Cluster 5: Lost in the loop
It is fair to say that attackers of this cluster do not seem to have one particular strategy: they are heavy attackers; most of the credential they use are part of the big credentials’ leaks list of RockYou 2021; they impose a delay between connections to avoid detection; they use the strategy of using a username identical to the password.
One observation is worth mentioning: They reuse the same credential combination more than once against our system. Since they are heavy attackers, it gives the impression that they might be a team of hackers working on the same targets and not communicating well on what has been tried. Or it can be a disorganized and not so sophisticated hacker. In any case, they look like the confused ones.
Mitigation related to clusters
In cluster 1, attackers impose a delay to imitate human behavior and avoid detection. However, the delay between login attempts is short so the attacks are still efficient. The more attempts they can fit in a day, the better. Calculating jitter between connection attempts might not be as efficient as it was before to discriminate between human behavior and automated behavior.
In cluster 3, attackers leverage our account information against us by adapting the credentials they try. The usual advice many organizations have given for years about credential hygiene is still relevant. Choosing strong passwords is still important but, changing the default Administrator username is essential. Not using personal information or company information in credentials is also important.

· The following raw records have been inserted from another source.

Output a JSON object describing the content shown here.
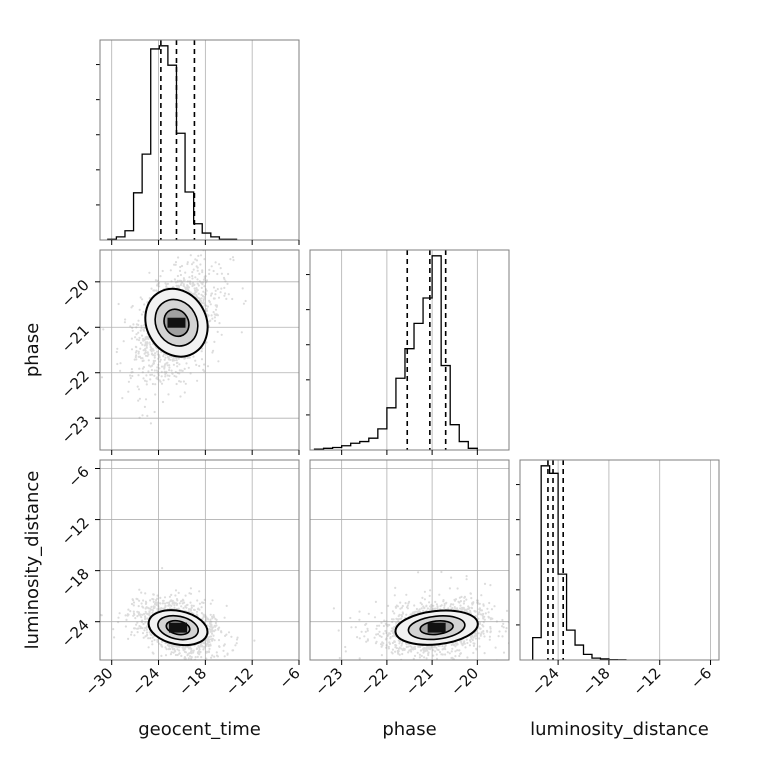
{
  "chart_data": {
    "type": "corner",
    "parameters": [
      "geocent_time",
      "phase",
      "luminosity_distance"
    ],
    "axes": {
      "geocent_time": {
        "range": [
          -31.5,
          -6
        ],
        "ticks": [
          -30,
          -24,
          -18,
          -12,
          -6
        ]
      },
      "phase": {
        "range": [
          -23.7,
          -19.3
        ],
        "ticks": [
          -23,
          -22,
          -21,
          -20
        ]
      },
      "luminosity_distance": {
        "range": [
          -28.5,
          -5
        ],
        "ticks": [
          -24,
          -18,
          -12,
          -6
        ]
      }
    },
    "histograms": [
      {
        "parameter": "geocent_time",
        "edges": [
          -30.5,
          -29.4,
          -28.3,
          -27.2,
          -26.1,
          -25.0,
          -23.9,
          -22.8,
          -21.7,
          -20.6,
          -19.5,
          -18.4,
          -17.3,
          -16.2,
          -15.1,
          -14.0
        ],
        "counts": [
          1,
          4,
          12,
          61,
          111,
          247,
          251,
          226,
          138,
          62,
          21,
          9,
          4,
          1,
          1
        ],
        "quantiles": [
          -23.7,
          -21.7,
          -19.4
        ]
      },
      {
        "parameter": "phase",
        "edges": [
          -23.6,
          -23.4,
          -23.2,
          -23.0,
          -22.8,
          -22.6,
          -22.4,
          -22.2,
          -22.0,
          -21.8,
          -21.6,
          -21.4,
          -21.2,
          -21.0,
          -20.8,
          -20.6,
          -20.4,
          -20.2,
          -20.0
        ],
        "counts": [
          1,
          2,
          3,
          5,
          8,
          10,
          14,
          25,
          50,
          85,
          120,
          150,
          180,
          230,
          100,
          30,
          10,
          2
        ],
        "quantiles": [
          -21.55,
          -21.05,
          -20.7
        ]
      },
      {
        "parameter": "luminosity_distance",
        "edges": [
          -27.0,
          -26.0,
          -25.0,
          -24.0,
          -23.0,
          -22.0,
          -21.0,
          -20.0,
          -19.0,
          -18.0,
          -17.0,
          -16.0
        ],
        "counts": [
          6,
          52,
          50,
          23,
          8,
          4,
          1.5,
          0.5,
          0.3,
          0.1,
          0.05
        ],
        "quantiles": [
          -25.2,
          -24.6,
          -23.4
        ]
      }
    ],
    "pairs": [
      {
        "x": "geocent_time",
        "y": "phase",
        "peak": [
          -21.7,
          -20.9
        ],
        "spread": [
          2.3,
          0.55
        ],
        "correlation": 0.45
      },
      {
        "x": "geocent_time",
        "y": "luminosity_distance",
        "peak": [
          -21.5,
          -24.7
        ],
        "spread": [
          2.3,
          1.4
        ],
        "correlation": -0.35
      },
      {
        "x": "phase",
        "y": "luminosity_distance",
        "peak": [
          -20.9,
          -24.7
        ],
        "spread": [
          0.55,
          1.4
        ],
        "correlation": 0.25
      }
    ],
    "grid": true,
    "legend": "none"
  }
}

Cluster 4 reminds us that some attackers exclusively use passwords from data leaks. It is no longer recommended to establish passwords expiration policies, or in other words, to change our password every 3 months since it creates a habit of weak passwords among users (CompanyNameWinter123). However, changing our credentials after a data leak is crucial to secure our accounts.

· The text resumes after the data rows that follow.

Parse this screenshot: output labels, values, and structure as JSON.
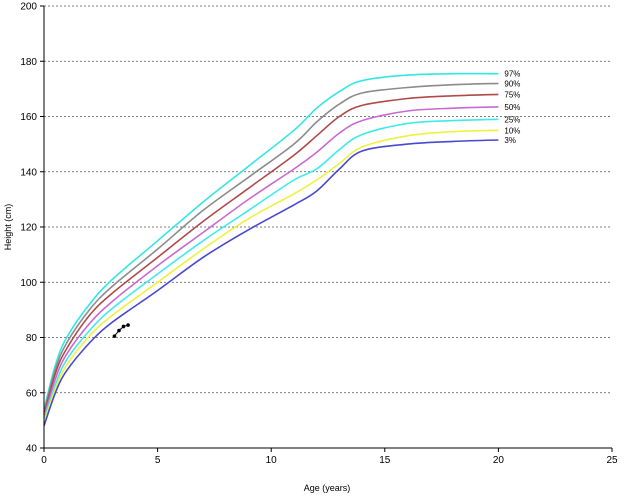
{
  "chart_data": {
    "type": "line",
    "title": "",
    "xlabel": "Age (years)",
    "ylabel": "Height (cm)",
    "xlim": [
      0,
      25
    ],
    "ylim": [
      40,
      200
    ],
    "xticks": [
      0,
      5,
      10,
      15,
      20,
      25
    ],
    "yticks": [
      40,
      60,
      80,
      100,
      120,
      140,
      160,
      180,
      200
    ],
    "grid": "horizontal dashed",
    "legend": "none",
    "series": [
      {
        "name": "97%",
        "color": "#33e6e6",
        "points": [
          [
            0,
            54
          ],
          [
            0.5,
            70
          ],
          [
            1,
            80
          ],
          [
            2,
            92
          ],
          [
            3,
            101
          ],
          [
            5,
            115
          ],
          [
            7,
            129
          ],
          [
            9,
            142
          ],
          [
            11,
            155
          ],
          [
            12,
            163
          ],
          [
            13,
            169
          ],
          [
            14,
            173
          ],
          [
            16,
            175
          ],
          [
            18,
            175.5
          ],
          [
            20,
            175.5
          ]
        ]
      },
      {
        "name": "90%",
        "color": "#8c8c8c",
        "points": [
          [
            0,
            53
          ],
          [
            0.5,
            68.5
          ],
          [
            1,
            78
          ],
          [
            2,
            90
          ],
          [
            3,
            98.5
          ],
          [
            5,
            112
          ],
          [
            7,
            126
          ],
          [
            9,
            138
          ],
          [
            11,
            150
          ],
          [
            12,
            158
          ],
          [
            13,
            164.5
          ],
          [
            14,
            168.5
          ],
          [
            16,
            170.5
          ],
          [
            18,
            171.5
          ],
          [
            20,
            172
          ]
        ]
      },
      {
        "name": "75%",
        "color": "#b04a4a",
        "points": [
          [
            0,
            52
          ],
          [
            0.5,
            67
          ],
          [
            1,
            76
          ],
          [
            2,
            88
          ],
          [
            3,
            96
          ],
          [
            5,
            109
          ],
          [
            7,
            122
          ],
          [
            9,
            134
          ],
          [
            11,
            146
          ],
          [
            12,
            153
          ],
          [
            13,
            160
          ],
          [
            14,
            164
          ],
          [
            16,
            166.5
          ],
          [
            18,
            167.5
          ],
          [
            20,
            168
          ]
        ]
      },
      {
        "name": "50%",
        "color": "#c86ad0",
        "points": [
          [
            0,
            51
          ],
          [
            0.5,
            65
          ],
          [
            1,
            74
          ],
          [
            2,
            85
          ],
          [
            3,
            93
          ],
          [
            5,
            106
          ],
          [
            7,
            118
          ],
          [
            9,
            130
          ],
          [
            11,
            141
          ],
          [
            12,
            147
          ],
          [
            13,
            154
          ],
          [
            14,
            158.5
          ],
          [
            16,
            162
          ],
          [
            18,
            163
          ],
          [
            20,
            163.5
          ]
        ]
      },
      {
        "name": "25%",
        "color": "#40eaea",
        "points": [
          [
            0,
            50
          ],
          [
            0.5,
            63
          ],
          [
            1,
            72
          ],
          [
            2,
            82.5
          ],
          [
            3,
            90.5
          ],
          [
            5,
            103
          ],
          [
            7,
            115
          ],
          [
            9,
            126
          ],
          [
            11,
            137
          ],
          [
            12,
            141
          ],
          [
            13,
            148
          ],
          [
            14,
            153.5
          ],
          [
            16,
            157.5
          ],
          [
            18,
            158.5
          ],
          [
            20,
            159
          ]
        ]
      },
      {
        "name": "10%",
        "color": "#f0f040",
        "points": [
          [
            0,
            49
          ],
          [
            0.5,
            61.5
          ],
          [
            1,
            70
          ],
          [
            2,
            80.5
          ],
          [
            3,
            88
          ],
          [
            5,
            100
          ],
          [
            7,
            112
          ],
          [
            9,
            123
          ],
          [
            11,
            132
          ],
          [
            12,
            137
          ],
          [
            13,
            143
          ],
          [
            14,
            149
          ],
          [
            16,
            153
          ],
          [
            18,
            154.5
          ],
          [
            20,
            155
          ]
        ]
      },
      {
        "name": "3%",
        "color": "#4848d0",
        "points": [
          [
            0,
            48
          ],
          [
            0.5,
            60
          ],
          [
            1,
            68
          ],
          [
            2,
            78
          ],
          [
            3,
            85.5
          ],
          [
            5,
            97
          ],
          [
            7,
            109
          ],
          [
            9,
            119
          ],
          [
            11,
            128
          ],
          [
            12,
            133
          ],
          [
            13,
            141
          ],
          [
            14,
            147.5
          ],
          [
            16,
            150
          ],
          [
            18,
            151
          ],
          [
            20,
            151.5
          ]
        ]
      }
    ],
    "measurements": {
      "name": "",
      "points": [
        [
          3.1,
          80.5
        ],
        [
          3.3,
          82.5
        ],
        [
          3.5,
          84
        ],
        [
          3.7,
          84.5
        ]
      ]
    }
  }
}
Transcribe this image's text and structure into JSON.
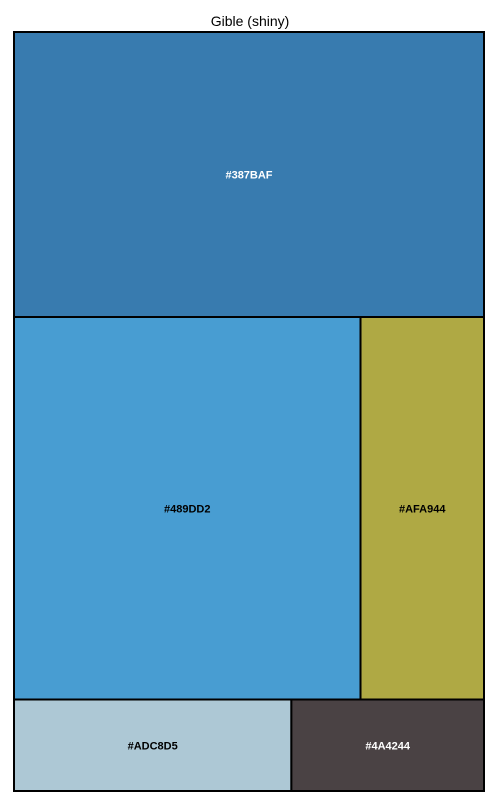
{
  "chart_data": {
    "type": "treemap",
    "title": "Gible (shiny)",
    "tiles": [
      {
        "label": "#387BAF",
        "color": "#387BAF",
        "value": 38.0,
        "text_color": "#ffffff"
      },
      {
        "label": "#489DD2",
        "color": "#489DD2",
        "value": 37.6,
        "text_color": "#000000"
      },
      {
        "label": "#AFA944",
        "color": "#AFA944",
        "value": 13.4,
        "text_color": "#000000"
      },
      {
        "label": "#ADC8D5",
        "color": "#ADC8D5",
        "value": 7.2,
        "text_color": "#000000"
      },
      {
        "label": "#4A4244",
        "color": "#4A4244",
        "value": 5.0,
        "text_color": "#ffffff"
      }
    ]
  }
}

One of the most efficient countermeasures for blocking heavy attackers’ brute-forcing is a lockout policy like the one established by Windows 11 by default. That policy automatically locks user accounts after 10 failed sign-in attempts. The account will be blocked for 10 minutes which will decrease the efficiency of brute forcing significantly and will be much more time consuming for attackers even if they use automation to try again after 10 minutes. Imposing a delay of a few seconds will no longer be efficient.
Our system is targeted by a login attempt on average every two seconds. The overall strategy of attack is, however, highly different from one threat actor to another. Documenting the different types of attackers is our way of sharing information to start a discussion about different prevention solutions. If you have mitigation ideas, do not hesitate to share!